Reference mappings to help a deployer point qualified counsel at relevant clauses; applicability is a deployer-and-counsel determination. Primary sources, with a verified flag in code:
- NAIC Model Bulletin: Use of AI Systems by Insurers (adopted 2023-12-04; at least 24 states adopted, per the reg source verified 2026-06-03)
- CMS-0057-F Interoperability and Prior Authorization Final Rule (89 FR 8758, 2024-02-08; RIN 0938-AU87; decision timeframes effective 2026-01-01)
- Medicaid / CHIP managed care 42 CFR 438.210(d) (service-authorization timeframes; standard tightened to 7 days on/after 2026-01-01 by CMS-0057-F)
- ERISA claims-procedure 29 CFR 2560.503-1 (DOL EBSA)
- ACA internal/external review 45 CFR 147.136 (IRO pathway)
- State utilization review — NAIC Utilization Review and Benefit Determination Model Act (#073)
- It makes no medical-necessity or clinical determination. The clinician's judgment belongs to the clinician; this framework governs whether that judgment is present, attested, timely, and appealable. A payer coverage decision is a benefit adjudication under insurance law, distinct from FDA medical-device regulation.
- It is reference IP for adoption: documented, tested governance patterns with zero runtime dependencies.
- It is not a deployed control, a medical device, FDA-cleared software, legal advice, or a guarantee of any regulatory outcome.
The framework is the governed pattern; the production deployment is the deployer's substrate underneath it. This repo gives you the first and refuses to pretend it gives you the second. See LIMITATIONS.md.
pip install -e ".[dev,test-property]"
pytest --cov=src/payer_agent_audit --cov-fail-under=90 # unit + property + golden + boundary
python3 scripts/mutation_check.py # mutation pass (kill score)The suite includes unit + contract tests, property-based tests (thousands of generated cases per primitive), a golden corpus of public matters of record (each with a primary-source URL — including Estate of Gene B. Lokken v. UnitedHealth Group and Kisting-Leung v. Cigna), the five AL-PROBES under tests/adversarial/, and a payer-not-FDA-SaMD boundary scan. The gate is ≥90%; the suite currently runs at 156 tests, 100% line coverage, and a 14/14 (100%) mutation kill — coverage is a floor, not a finish line (see docs/ASSURANCE-CATALOG.md). The same checks run in CI on every push (badge above is live, not self-asserted).
Health-plan model-risk, compliance, and engineering teams putting autonomy into UM/PA/claims workflows who need an auditable governance substrate a regulator can read and they can adapt — and the diligence teams who have to assess one.
Not for you if you want a turnkey UM engine, a medical-necessity classifier, or a control you can deploy without wiring your own identity provider, durable store, and external witness. This is a substrate to adapt, not a product to install.

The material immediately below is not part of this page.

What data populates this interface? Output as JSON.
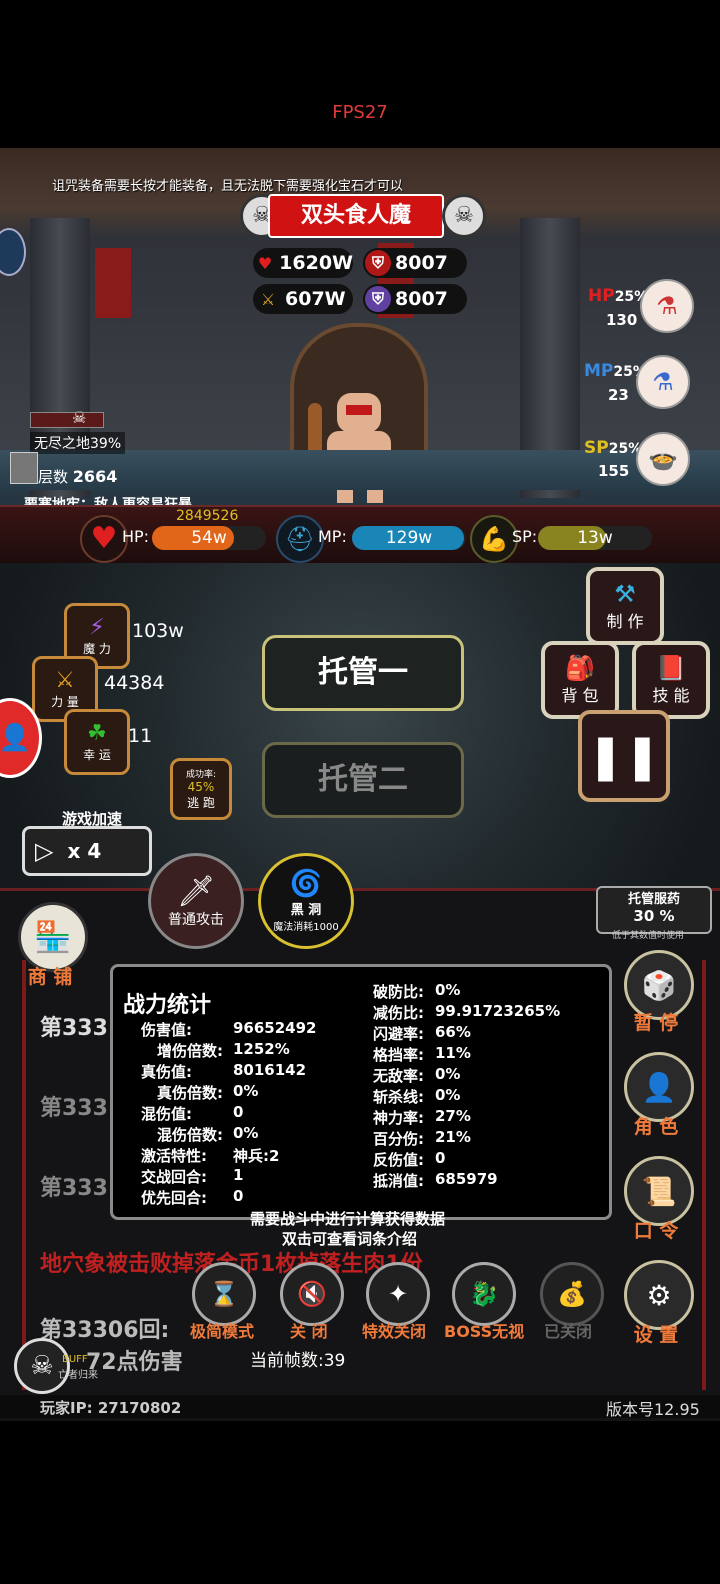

See ARCHITECTURE.md for the trust-boundary diagram — the five primitives and three controls inside the boundary, and the deployer responsibilities (Authorizer/IdP, durable store, external witness, second-line process) explicitly outside it.
Authored by Kunjar Bhaduri through North Texas Capital Investments, an independent research effort. This is independent research; it is not produced on behalf of, and does not represent the views of, any employer or client, and contains no employer- or client-confidential material. The regulatory content is reference mapping, not legal advice — see DISCLAIMER.md.
Dual-licensed MIT OR Apache-2.0. If you use this framework in research or production, please cite it — see CITATION.cff. Trademark posture: docs/TRADEMARK.md.
Patterns are software, not legal advice.